Is building autonomous weapons wise?
Personally, I think we should be very wary about building autonomous weapons. To begin with, there are deep moral reasons we should care. As a US colonel who worked on the US Future Combat Systems program put it,
We would be morally bereft if we abrogate our responsibility to make the life-and-death decisions required on a battlefield as leaders and soldiers with human compassion and understanding.
Even if you disagree with that philosophy, there are serious practical reasons to be extremely cautious. The failure scenarios are gruesome. First, there is no reason to assume that swarms of autonomous robots would exhibit stable, predictable behavior. Swarms of autonomous trading bots don’t. The Future of Life Institute calls this scenario “flash wars”:
Autonomous weapons also pose a serious threat to global stability. … When deployed, they may interact with enemy systems in unexpected ways, leading to sudden and unintended escalations. We have already witnessed how quickly an error in an automated system can escalate in the economy. Most notably, in the 2010 Flash Crash, a feedback loop between automated trading algorithms amplified ordinary market fluctuations into a financial catastrophe in which a trillion dollars of stock value vanished in minutes. By automating our militaries, we risk “flash wars.” The market quickly recovered from the 2010 Flash Crash, but the harm caused by a flash war could be catastrophic.

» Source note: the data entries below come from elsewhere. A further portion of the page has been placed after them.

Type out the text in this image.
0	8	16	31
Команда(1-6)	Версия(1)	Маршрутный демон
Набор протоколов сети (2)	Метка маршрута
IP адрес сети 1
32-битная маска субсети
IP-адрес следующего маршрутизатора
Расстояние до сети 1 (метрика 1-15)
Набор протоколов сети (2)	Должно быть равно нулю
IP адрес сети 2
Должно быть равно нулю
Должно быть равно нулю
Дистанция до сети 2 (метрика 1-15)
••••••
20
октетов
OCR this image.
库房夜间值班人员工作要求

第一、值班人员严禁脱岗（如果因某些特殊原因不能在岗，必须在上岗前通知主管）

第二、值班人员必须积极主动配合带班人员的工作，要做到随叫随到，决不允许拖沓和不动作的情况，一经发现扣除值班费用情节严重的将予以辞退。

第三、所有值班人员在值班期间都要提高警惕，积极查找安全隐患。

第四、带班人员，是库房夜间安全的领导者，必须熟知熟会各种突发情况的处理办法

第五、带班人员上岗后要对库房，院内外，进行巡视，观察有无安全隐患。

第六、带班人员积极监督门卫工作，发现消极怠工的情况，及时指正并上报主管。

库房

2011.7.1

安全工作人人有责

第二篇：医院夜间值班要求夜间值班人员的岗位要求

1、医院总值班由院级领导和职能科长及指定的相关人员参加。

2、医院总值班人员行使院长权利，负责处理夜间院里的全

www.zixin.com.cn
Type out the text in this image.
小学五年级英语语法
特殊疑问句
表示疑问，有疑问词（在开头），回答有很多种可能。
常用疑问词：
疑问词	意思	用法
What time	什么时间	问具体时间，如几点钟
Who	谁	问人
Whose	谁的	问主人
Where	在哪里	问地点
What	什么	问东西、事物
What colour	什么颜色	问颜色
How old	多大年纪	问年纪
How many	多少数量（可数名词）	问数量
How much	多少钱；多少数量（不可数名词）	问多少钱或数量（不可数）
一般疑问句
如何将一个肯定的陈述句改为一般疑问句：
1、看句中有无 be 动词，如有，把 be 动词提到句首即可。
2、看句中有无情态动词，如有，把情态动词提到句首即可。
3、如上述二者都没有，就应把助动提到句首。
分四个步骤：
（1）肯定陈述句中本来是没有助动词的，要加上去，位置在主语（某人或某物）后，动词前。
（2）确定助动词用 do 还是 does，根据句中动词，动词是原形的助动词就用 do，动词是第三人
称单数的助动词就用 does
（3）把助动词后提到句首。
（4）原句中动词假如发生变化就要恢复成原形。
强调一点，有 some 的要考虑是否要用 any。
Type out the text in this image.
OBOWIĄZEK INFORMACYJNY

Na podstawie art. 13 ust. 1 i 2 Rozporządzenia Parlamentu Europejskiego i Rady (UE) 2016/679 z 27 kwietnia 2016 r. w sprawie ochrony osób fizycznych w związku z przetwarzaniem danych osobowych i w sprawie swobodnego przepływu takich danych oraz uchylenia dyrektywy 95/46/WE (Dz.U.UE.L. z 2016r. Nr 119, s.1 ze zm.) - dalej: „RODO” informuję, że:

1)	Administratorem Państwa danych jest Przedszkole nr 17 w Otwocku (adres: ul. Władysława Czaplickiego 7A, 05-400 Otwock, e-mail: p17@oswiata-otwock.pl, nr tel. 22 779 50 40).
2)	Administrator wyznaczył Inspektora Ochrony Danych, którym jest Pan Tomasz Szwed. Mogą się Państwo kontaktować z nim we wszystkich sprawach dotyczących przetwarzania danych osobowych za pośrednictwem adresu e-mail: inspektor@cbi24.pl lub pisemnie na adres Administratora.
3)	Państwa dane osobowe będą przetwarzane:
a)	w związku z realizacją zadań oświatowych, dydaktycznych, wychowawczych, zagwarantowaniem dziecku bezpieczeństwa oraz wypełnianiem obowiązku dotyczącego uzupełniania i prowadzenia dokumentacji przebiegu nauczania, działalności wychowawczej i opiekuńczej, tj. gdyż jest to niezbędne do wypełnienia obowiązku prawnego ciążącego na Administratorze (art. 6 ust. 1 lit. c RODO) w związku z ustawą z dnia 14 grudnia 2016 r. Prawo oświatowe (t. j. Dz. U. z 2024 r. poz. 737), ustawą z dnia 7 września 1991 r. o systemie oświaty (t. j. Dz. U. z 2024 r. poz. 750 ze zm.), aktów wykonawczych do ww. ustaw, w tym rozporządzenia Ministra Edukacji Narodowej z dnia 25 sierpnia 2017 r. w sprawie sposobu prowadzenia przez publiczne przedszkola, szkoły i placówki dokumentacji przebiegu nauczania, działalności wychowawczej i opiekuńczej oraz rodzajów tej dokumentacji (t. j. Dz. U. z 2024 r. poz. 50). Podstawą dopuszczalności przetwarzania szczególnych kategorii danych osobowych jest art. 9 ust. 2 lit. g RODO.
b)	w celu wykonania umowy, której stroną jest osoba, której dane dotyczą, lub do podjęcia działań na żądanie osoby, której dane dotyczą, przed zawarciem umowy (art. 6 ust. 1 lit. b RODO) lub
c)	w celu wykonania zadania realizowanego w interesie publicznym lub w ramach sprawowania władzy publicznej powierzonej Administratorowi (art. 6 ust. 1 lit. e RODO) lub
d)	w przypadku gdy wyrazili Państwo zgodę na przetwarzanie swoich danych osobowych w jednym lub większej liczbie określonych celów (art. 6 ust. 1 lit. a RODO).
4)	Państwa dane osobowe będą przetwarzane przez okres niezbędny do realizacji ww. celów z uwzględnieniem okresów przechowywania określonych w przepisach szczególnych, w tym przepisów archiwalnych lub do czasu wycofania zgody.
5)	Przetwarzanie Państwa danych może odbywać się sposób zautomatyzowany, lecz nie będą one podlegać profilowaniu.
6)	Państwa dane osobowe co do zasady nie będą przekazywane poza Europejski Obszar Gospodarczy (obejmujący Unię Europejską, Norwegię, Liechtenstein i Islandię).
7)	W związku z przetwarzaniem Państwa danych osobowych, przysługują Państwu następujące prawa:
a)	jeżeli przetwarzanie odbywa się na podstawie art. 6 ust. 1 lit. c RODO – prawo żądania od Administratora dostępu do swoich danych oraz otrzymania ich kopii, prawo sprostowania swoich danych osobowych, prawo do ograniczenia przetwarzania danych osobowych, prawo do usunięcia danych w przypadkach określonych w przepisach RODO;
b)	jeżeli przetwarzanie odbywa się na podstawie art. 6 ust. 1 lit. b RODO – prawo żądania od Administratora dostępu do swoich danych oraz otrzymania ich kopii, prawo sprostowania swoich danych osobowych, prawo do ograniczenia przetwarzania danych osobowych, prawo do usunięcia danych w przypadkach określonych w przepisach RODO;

Second, we don’t know how to properly secure AI systems. LLMs are a notorious security disaster with a huge attack surface, and we don’t know how to solve that. Meanwhile, it’s not a tall clear how our current international order could enforce non-proliferation. FLI again:
The relatively low production costs of autonomous weapons make them appealing to non-state armed groups, enabling their use in genocides or the targeted assassinations of political and military leaders. This growing is accessibility of advanced weaponry could destabilize regions and worsen global conflicts. Autonomous weapons are also uniquely vulnerable to cyberattacks. Hackers could infiltrate these systems, manipulating their behavior or redirecting their targets, creating devastating consequences.
The worse case scenario is swarms of these bots in the hands of terrorist organizations. Regular readers will know I’m all about nuance, but I think it’s worth watching this chilling dramatization of what such a scenario could look like.
As a professional scientist studying AI and conflict, I can tell you that not only do I not know how to prevent these nightmare outcomes, but nobody knows. Amodei is right to say that humanity is simply not ready to turn decisions about killing over to machines.
Thus I am concerned about the US military’s interest in them in much the same way I would be concerned if I learned that the US military had decided to manufacture chemical weapons. Especially if this was some new kind of chemical weapon that might be far more lethal than any that has come before — and was already known to be unreliable.
I would much prefer to see international treaties banning the use of autonomous weapons, in much the same way that we already control chemical, nuclear, biological, and radiological weapons. There are organizations actively orking to establish such treaties.
“Our enemies are doing it” is not a good enough answer here.